The present invention relates to a plant for transmitting electric power through High Voltage Direct Current (HVDC) comprising two converter stations interconnected by a bipolar direct voltage network and each connected to an alternating voltage network for feeding electric power from one of said alternating voltage networks to the other, each converter station having a Voltage Source Converter having at least one phase leg connecting to opposite poles of the direct voltage side of the converter and comprising a series connection of switching cells, each said switching cell having on one hand at least two semiconductor assemblies connected in series and having each a semiconductor device of turn-off type and a free-wheeling diode connected in parallel therewith and on the other at least one energy storing capacitor, a phase output of the converter being configured to be connected to an alternating voltage side of the converter being formed between two switching cells along said series connection of switching cells, each said switching cell being configured to obtain two switching states by control of said semiconductor devices of each switching cell, namely a first switching state and a second switching state, in which the voltage across said at least one energy storing capacitor and a zero voltage, respectively, is applied across the terminals of the switching cell, for obtaining a determined alternating voltage on said phase output.

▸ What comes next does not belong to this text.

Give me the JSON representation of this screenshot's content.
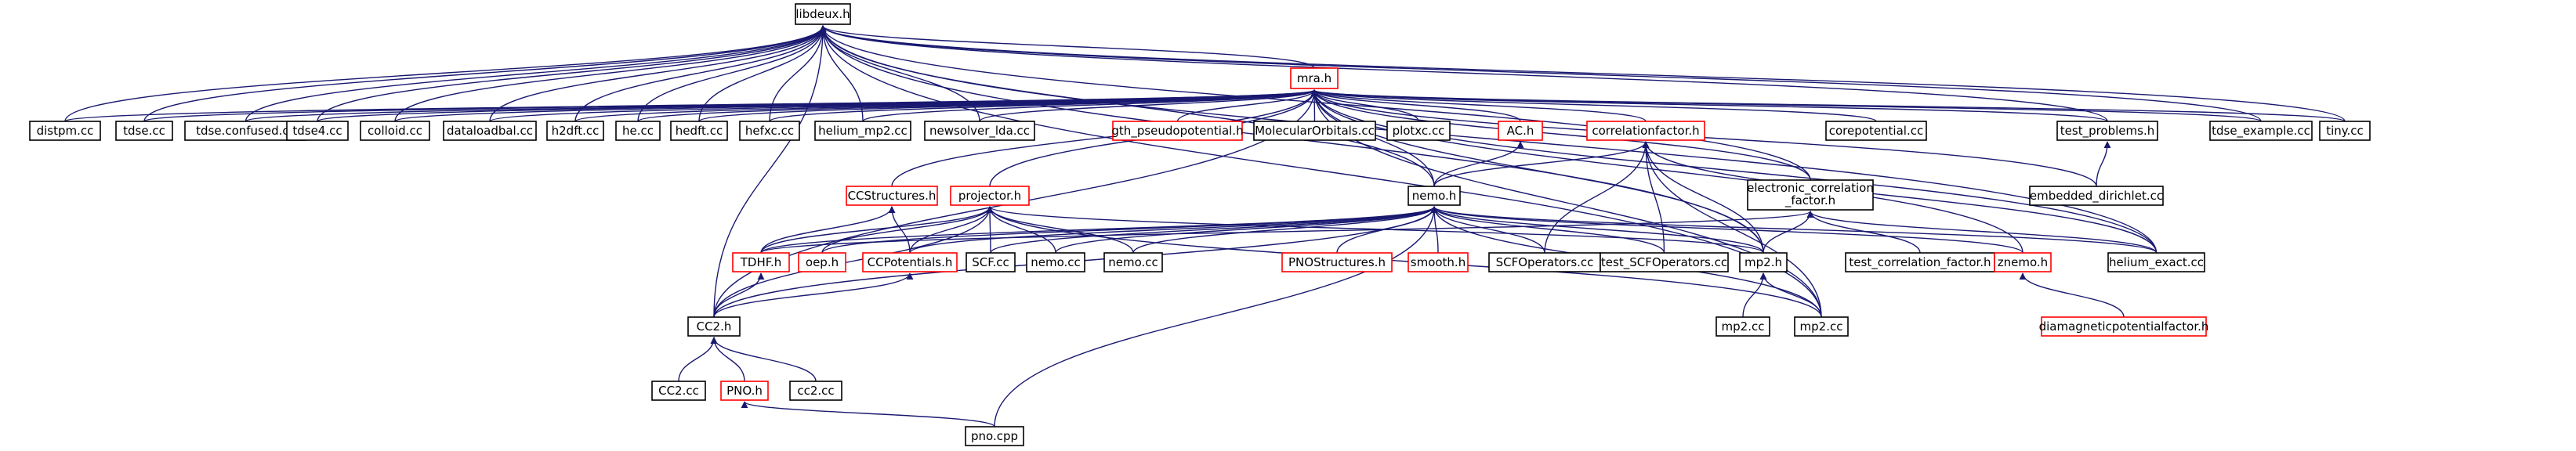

It is possible that one of the converter stations always functions as rectifier, i.e. electric power is fed from the alternating voltage network connected to this station and to the other converter station operating as inverter and through this to the alternating voltage network connected to the converter station last mentioned. This would be the case if the alternating voltage network connected to the converter station first mentioned is a part of a plant for generating electric power, such as a wind power park. However, it is also conceivable that the feeding of electric power between the two converter stations may change, so that the converter stations may change from an operation as rectifier to inverter and conversely.

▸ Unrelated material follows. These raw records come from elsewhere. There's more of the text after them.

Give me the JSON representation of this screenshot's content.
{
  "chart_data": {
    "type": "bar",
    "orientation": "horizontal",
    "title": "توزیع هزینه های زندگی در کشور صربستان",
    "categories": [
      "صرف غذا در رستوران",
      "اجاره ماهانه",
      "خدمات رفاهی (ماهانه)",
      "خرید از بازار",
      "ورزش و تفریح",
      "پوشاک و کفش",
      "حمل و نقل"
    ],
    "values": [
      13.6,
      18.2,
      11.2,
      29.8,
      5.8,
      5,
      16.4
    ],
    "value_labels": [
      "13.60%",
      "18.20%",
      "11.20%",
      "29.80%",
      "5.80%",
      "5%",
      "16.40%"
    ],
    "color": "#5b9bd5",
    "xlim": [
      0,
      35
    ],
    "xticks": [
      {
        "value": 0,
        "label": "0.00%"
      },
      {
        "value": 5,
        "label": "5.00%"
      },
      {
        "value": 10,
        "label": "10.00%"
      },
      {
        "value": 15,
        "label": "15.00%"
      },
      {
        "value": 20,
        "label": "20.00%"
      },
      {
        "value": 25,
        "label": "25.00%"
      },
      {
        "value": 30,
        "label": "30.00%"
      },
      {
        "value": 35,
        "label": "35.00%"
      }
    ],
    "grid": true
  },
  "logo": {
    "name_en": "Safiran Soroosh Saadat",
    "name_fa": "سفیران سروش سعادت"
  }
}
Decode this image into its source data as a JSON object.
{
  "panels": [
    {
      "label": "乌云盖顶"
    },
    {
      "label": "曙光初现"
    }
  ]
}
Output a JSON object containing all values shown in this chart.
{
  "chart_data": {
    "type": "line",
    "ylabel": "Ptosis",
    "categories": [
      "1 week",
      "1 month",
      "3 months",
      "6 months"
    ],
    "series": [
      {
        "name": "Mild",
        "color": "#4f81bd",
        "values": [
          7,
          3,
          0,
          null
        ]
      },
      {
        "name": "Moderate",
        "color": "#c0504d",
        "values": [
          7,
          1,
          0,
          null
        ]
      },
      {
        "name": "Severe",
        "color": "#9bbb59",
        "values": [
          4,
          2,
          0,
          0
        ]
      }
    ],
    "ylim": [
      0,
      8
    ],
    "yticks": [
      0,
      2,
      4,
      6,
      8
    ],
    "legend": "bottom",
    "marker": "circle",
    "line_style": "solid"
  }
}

The converters in said stations may have any number of said phase legs, but they have normally three such phase legs for having a three phase alternating voltage on the alternating voltage side thereof.
A Voltage Source Converter of this type may be used in all kinds of situations, in which direct voltage is to be converted into alternating voltage and conversely, in which examples of such uses are in stations of HVDC-plants (High Voltage Direct Current), in which direct voltage is normally converted into a three-phase alternating voltage or conversely, or in so-called back-to-back stations in which alternating voltage is firstly converted into direct voltage and this is then converted into alternating voltage, as well as in SVCs (Static Var Compensator), in which the direct voltage side consists of capacitors hanging freely.

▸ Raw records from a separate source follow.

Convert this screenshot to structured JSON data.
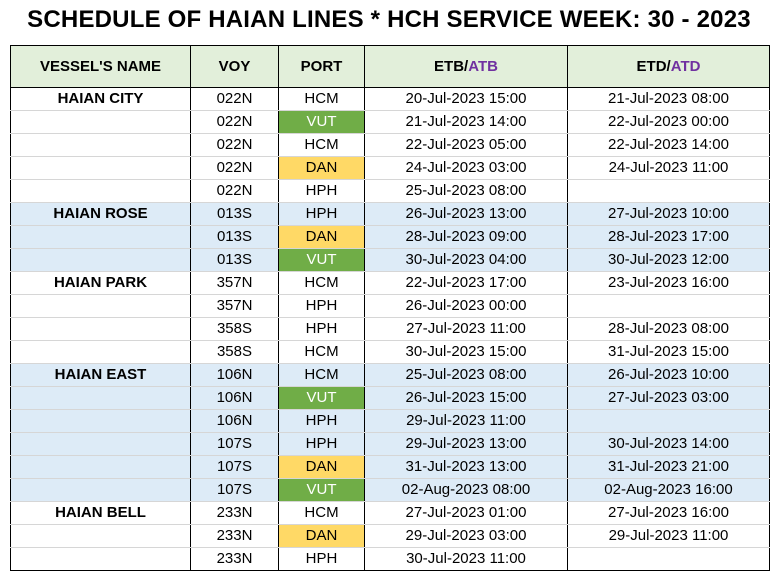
{
  "title": "SCHEDULE OF HAIAN LINES * HCH SERVICE WEEK: 30 - 2023",
  "headers": {
    "vessel": "VESSEL'S NAME",
    "voy": "VOY",
    "port": "PORT",
    "etb": "ETB/",
    "atb": "ATB",
    "etd": "ETD/",
    "atd": "ATD"
  },
  "colors": {
    "header_bg": "#e2efda",
    "band_bg": "#ddebf7",
    "vut": "#70ad47",
    "dan": "#ffd966",
    "accent": "#7030a0"
  },
  "rows": [
    {
      "vessel": "HAIAN CITY",
      "voy": "022N",
      "port": "HCM",
      "etb": "20-Jul-2023 15:00",
      "etd": "21-Jul-2023 08:00"
    },
    {
      "vessel": "",
      "voy": "022N",
      "port": "VUT",
      "etb": "21-Jul-2023 14:00",
      "etd": "22-Jul-2023 00:00"
    },
    {
      "vessel": "",
      "voy": "022N",
      "port": "HCM",
      "etb": "22-Jul-2023 05:00",
      "etd": "22-Jul-2023 14:00"
    },
    {
      "vessel": "",
      "voy": "022N",
      "port": "DAN",
      "etb": "24-Jul-2023 03:00",
      "etd": "24-Jul-2023 11:00"
    },
    {
      "vessel": "",
      "voy": "022N",
      "port": "HPH",
      "etb": "25-Jul-2023 08:00",
      "etd": ""
    },
    {
      "vessel": "HAIAN ROSE",
      "voy": "013S",
      "port": "HPH",
      "etb": "26-Jul-2023 13:00",
      "etd": "27-Jul-2023 10:00"
    },
    {
      "vessel": "",
      "voy": "013S",
      "port": "DAN",
      "etb": "28-Jul-2023 09:00",
      "etd": "28-Jul-2023 17:00"
    },
    {
      "vessel": "",
      "voy": "013S",
      "port": "VUT",
      "etb": "30-Jul-2023 04:00",
      "etd": "30-Jul-2023 12:00"
    },
    {
      "vessel": "HAIAN PARK",
      "voy": "357N",
      "port": "HCM",
      "etb": "22-Jul-2023 17:00",
      "etd": "23-Jul-2023 16:00"
    },
    {
      "vessel": "",
      "voy": "357N",
      "port": "HPH",
      "etb": "26-Jul-2023 00:00",
      "etd": ""
    },
    {
      "vessel": "",
      "voy": "358S",
      "port": "HPH",
      "etb": "27-Jul-2023 11:00",
      "etd": "28-Jul-2023 08:00"
    },
    {
      "vessel": "",
      "voy": "358S",
      "port": "HCM",
      "etb": "30-Jul-2023 15:00",
      "etd": "31-Jul-2023 15:00"
    },
    {
      "vessel": "HAIAN EAST",
      "voy": "106N",
      "port": "HCM",
      "etb": "25-Jul-2023 08:00",
      "etd": "26-Jul-2023 10:00"
    },
    {
      "vessel": "",
      "voy": "106N",
      "port": "VUT",
      "etb": "26-Jul-2023 15:00",
      "etd": "27-Jul-2023 03:00"
    },
    {
      "vessel": "",
      "voy": "106N",
      "port": "HPH",
      "etb": "29-Jul-2023 11:00",
      "etd": ""
    },
    {
      "vessel": "",
      "voy": "107S",
      "port": "HPH",
      "etb": "29-Jul-2023 13:00",
      "etd": "30-Jul-2023 14:00"
    },
    {
      "vessel": "",
      "voy": "107S",
      "port": "DAN",
      "etb": "31-Jul-2023 13:00",
      "etd": "31-Jul-2023 21:00"
    },
    {
      "vessel": "",
      "voy": "107S",
      "port": "VUT",
      "etb": "02-Aug-2023 08:00",
      "etd": "02-Aug-2023 16:00"
    },
    {
      "vessel": "HAIAN BELL",
      "voy": "233N",
      "port": "HCM",
      "etb": "27-Jul-2023 01:00",
      "etd": "27-Jul-2023 16:00"
    },
    {
      "vessel": "",
      "voy": "233N",
      "port": "DAN",
      "etb": "29-Jul-2023 03:00",
      "etd": "29-Jul-2023 11:00"
    },
    {
      "vessel": "",
      "voy": "233N",
      "port": "HPH",
      "etb": "30-Jul-2023 11:00",
      "etd": ""
    }
  ]
}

A Voltage Source Converter of this type is known through for example DE 101 03 031 A1 and WO 2007/023064 A1 and is as disclosed there normally called a multi-cell converter or M2LC. Reference is made to these publications for the functioning of a converter of this type. Said switching cells of the converter may have other appearances than those shown in said publications, and it is for instance possible that each switching cell has more than one said energy storing capacitor, as long as it is possible to control the switching cell to be switched between the two states mentioned in the introduction.
The present invention is directed to such Voltage Source Converters configured to transmit high powers. When such a Voltage Source Converter is used to transmit high powers this also means that high voltages are handled, and the voltage of the direct voltage side of the converter is determined by the voltages across said energy storing capacitors of the switching cells. This means that a comparatively high number of such switching cells are to be connected in series for a high number of semiconductor devices, i.e. said semiconductor assemblies are to be connected in series in each said switching cell, and a Voltage Source Converter of this type is particularly interesting when the number of the switching cells in said phase leg is comparatively high. A high number of such switching cells connected in series means that it will be possible to control these switching cells to change between said first and second switching state and by that already at said phase output obtain an alternating voltage being very close to a sinusoidal voltage. This may be obtained already by means of substantially lower switching frequencies than typically used in known Voltage Source Converters of the type shown in FIG. 1 in DE 101 03 031 A1 having switching cells with at least one semiconductor device of turn-off type and at least one free-wheeling diode connected in anti-parallel therewith. This makes it possible to obtain substantially lower losses and also considerably reduces problems of filtering and harmonic currents and radio interferences, so that equipment therefor may be less costly.
Accordingly, a plant for transmitting electric power through HVDC having converter stations with such Voltage Source Converters of M2LC-type has a number of advantages.